How can saving animals ever be compared to children being abducted everyday, young girls being snatched away in their own village and sent for slavery and prostitution, children starving because they don't have enough rubbish scraps to feed themselves? Outcries from the public when they see a video of animal abuse, and even so demand immediate political action, especially in developed countries where the people are living comfortably with little to worry for. No one mentioned a single word when we hear news of girls being snatched away, or children starving in developing countries.

I'm halfway there, is it too late to consider giving up? Anyone who could offer me a way out of this, I would seriously consider my options. Forget the honour, forget the prestige. It's only worthwhile only when you work to live, not live to work.

Let me pray that the A$300k in exchange for medical knowledge will allow me to change the world.


Sunday, March 18, 2012

Every day is a gift.

I've decided I should do away with chapters since I update so infrequently nowadays. Just a quick update, I've finally managed to submit my AVA undergraduate scholarship yesterday, after much work, and stress really! The exhaustive application questions didn't help. On top of that, the website decided not to save all my typed data and erased all of them after I spent an hour and a half on it. It was frustrating at that point, but I figured I should quickly get back onto it instead of giving up or be angry at the non-responsive, emotionless computer screen.

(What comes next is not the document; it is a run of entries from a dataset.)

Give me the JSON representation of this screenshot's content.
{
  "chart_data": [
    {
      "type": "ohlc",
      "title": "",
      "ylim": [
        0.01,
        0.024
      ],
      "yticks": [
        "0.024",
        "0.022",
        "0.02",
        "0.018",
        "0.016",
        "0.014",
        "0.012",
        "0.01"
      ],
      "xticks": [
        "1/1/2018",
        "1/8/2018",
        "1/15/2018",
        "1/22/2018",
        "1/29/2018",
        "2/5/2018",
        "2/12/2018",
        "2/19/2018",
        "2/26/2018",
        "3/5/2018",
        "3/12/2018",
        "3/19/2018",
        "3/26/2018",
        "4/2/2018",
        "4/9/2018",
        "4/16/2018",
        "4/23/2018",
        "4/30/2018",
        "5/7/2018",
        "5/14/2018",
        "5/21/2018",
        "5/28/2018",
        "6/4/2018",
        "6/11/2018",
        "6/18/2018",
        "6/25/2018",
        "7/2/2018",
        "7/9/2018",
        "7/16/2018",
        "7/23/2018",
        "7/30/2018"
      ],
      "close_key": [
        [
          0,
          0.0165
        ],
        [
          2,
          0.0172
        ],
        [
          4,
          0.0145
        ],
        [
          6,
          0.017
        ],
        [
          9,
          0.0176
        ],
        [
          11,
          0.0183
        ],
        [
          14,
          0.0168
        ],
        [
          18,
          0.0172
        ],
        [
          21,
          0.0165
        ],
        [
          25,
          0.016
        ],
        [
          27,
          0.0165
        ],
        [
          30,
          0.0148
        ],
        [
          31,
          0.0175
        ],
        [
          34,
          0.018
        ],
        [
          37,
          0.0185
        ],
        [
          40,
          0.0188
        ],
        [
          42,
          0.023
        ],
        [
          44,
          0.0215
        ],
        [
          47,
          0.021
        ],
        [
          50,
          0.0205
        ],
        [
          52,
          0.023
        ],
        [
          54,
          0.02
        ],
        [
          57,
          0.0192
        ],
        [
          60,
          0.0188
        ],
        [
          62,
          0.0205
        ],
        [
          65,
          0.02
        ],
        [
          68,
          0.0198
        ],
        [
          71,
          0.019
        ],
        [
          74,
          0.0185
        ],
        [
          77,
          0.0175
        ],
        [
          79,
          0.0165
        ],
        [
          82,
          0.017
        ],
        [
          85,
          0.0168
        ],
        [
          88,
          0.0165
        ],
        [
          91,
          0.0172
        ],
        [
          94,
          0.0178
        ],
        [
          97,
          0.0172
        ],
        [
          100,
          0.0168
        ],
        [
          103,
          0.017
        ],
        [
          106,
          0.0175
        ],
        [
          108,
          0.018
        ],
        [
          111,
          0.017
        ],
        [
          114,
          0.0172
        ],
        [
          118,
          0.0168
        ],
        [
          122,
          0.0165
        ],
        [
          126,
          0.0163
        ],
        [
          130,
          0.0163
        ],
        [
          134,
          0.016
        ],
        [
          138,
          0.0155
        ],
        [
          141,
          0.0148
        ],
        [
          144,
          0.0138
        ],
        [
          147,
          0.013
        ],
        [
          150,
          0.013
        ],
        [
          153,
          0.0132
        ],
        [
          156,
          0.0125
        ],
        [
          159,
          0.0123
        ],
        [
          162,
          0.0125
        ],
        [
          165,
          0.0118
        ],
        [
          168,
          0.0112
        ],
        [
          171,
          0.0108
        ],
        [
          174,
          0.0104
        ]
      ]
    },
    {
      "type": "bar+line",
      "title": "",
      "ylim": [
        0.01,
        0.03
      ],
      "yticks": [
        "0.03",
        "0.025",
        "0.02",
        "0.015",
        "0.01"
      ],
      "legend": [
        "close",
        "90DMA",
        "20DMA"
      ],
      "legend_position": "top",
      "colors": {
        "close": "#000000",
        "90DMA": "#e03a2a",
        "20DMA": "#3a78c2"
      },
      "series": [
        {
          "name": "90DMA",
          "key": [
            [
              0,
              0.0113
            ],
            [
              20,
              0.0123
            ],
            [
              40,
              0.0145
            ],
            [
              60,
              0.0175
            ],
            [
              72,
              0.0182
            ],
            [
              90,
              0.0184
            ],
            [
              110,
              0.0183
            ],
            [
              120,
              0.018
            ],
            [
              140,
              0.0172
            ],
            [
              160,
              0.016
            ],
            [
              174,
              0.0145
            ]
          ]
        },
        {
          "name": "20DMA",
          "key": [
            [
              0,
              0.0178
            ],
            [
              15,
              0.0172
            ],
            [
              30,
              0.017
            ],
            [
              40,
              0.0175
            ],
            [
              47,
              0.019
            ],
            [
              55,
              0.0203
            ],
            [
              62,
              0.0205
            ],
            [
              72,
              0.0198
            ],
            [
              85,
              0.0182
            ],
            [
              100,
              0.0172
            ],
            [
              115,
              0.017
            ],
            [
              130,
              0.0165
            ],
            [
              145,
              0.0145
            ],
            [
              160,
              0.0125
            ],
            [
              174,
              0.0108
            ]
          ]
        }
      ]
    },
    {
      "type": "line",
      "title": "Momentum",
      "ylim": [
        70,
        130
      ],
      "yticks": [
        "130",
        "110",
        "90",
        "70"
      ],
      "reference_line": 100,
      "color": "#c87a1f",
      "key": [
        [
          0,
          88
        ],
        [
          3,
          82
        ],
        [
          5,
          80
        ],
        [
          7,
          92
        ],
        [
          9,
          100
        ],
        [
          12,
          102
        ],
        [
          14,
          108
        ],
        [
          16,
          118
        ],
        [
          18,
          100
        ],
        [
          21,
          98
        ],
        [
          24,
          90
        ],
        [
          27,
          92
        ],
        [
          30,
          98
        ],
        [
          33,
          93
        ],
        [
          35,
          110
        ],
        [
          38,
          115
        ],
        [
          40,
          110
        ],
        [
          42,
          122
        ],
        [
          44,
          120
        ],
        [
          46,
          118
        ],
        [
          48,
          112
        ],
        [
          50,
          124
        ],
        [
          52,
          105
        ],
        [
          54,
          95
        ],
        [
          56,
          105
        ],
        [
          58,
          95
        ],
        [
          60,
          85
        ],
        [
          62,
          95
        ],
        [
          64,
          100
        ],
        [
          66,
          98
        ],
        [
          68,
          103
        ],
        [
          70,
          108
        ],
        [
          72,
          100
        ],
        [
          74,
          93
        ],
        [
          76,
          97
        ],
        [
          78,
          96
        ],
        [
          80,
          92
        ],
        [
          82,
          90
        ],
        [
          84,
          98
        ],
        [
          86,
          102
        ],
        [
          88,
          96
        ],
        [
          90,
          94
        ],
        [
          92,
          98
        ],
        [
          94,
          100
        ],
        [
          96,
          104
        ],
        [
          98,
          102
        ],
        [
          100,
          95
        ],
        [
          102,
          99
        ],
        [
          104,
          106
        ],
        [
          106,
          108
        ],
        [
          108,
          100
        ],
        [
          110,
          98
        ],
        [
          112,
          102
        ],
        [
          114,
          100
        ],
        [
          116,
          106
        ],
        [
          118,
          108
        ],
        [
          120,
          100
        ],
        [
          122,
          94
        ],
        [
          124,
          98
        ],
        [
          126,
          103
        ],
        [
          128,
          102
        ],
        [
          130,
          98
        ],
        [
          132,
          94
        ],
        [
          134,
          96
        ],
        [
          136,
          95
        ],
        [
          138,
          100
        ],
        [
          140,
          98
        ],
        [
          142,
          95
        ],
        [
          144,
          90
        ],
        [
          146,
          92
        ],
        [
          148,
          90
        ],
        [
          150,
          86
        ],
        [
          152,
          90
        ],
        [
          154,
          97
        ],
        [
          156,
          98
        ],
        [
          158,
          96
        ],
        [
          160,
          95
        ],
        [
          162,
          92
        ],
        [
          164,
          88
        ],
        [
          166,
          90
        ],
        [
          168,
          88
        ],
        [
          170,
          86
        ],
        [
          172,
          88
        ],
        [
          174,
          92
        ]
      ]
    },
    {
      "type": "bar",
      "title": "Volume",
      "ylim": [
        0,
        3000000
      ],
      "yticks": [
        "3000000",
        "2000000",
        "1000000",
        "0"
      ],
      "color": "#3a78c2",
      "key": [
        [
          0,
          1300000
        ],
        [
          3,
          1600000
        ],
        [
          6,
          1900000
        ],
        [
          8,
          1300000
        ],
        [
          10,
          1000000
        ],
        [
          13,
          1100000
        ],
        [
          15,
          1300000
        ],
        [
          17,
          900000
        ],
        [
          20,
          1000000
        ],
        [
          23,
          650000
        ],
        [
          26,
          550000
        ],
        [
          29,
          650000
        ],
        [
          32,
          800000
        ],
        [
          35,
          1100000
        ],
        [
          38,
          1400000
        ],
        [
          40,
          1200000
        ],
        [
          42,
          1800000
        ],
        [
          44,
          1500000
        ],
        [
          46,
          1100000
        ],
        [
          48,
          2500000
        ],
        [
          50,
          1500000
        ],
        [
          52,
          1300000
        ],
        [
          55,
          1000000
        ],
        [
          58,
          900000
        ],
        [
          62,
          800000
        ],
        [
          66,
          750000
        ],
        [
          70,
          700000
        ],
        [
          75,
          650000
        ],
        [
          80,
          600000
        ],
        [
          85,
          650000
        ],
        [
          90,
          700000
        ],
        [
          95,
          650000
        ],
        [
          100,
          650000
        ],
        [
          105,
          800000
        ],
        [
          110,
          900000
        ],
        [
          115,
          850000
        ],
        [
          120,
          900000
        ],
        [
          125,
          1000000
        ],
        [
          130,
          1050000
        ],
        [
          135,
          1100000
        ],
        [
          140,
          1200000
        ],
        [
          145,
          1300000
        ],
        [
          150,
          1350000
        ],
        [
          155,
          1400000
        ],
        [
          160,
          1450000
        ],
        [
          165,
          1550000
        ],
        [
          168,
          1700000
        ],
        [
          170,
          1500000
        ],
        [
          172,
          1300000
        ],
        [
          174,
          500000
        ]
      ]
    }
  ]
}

I'm really uncertain about the results of the scholarship. I wonder if I've done my best in my preparation for the application. But one thing for sure, I've given all I could. At least, if I get it, my remaining 2.5 years is secured. In face with uncertainty, as terrified as I am, I will only take a step at a time. I pray for the best every night, before I sleep. I wake up in the morning, telling myself it'll be a great day ahead.

4 weeks into my 7th semester already. Great!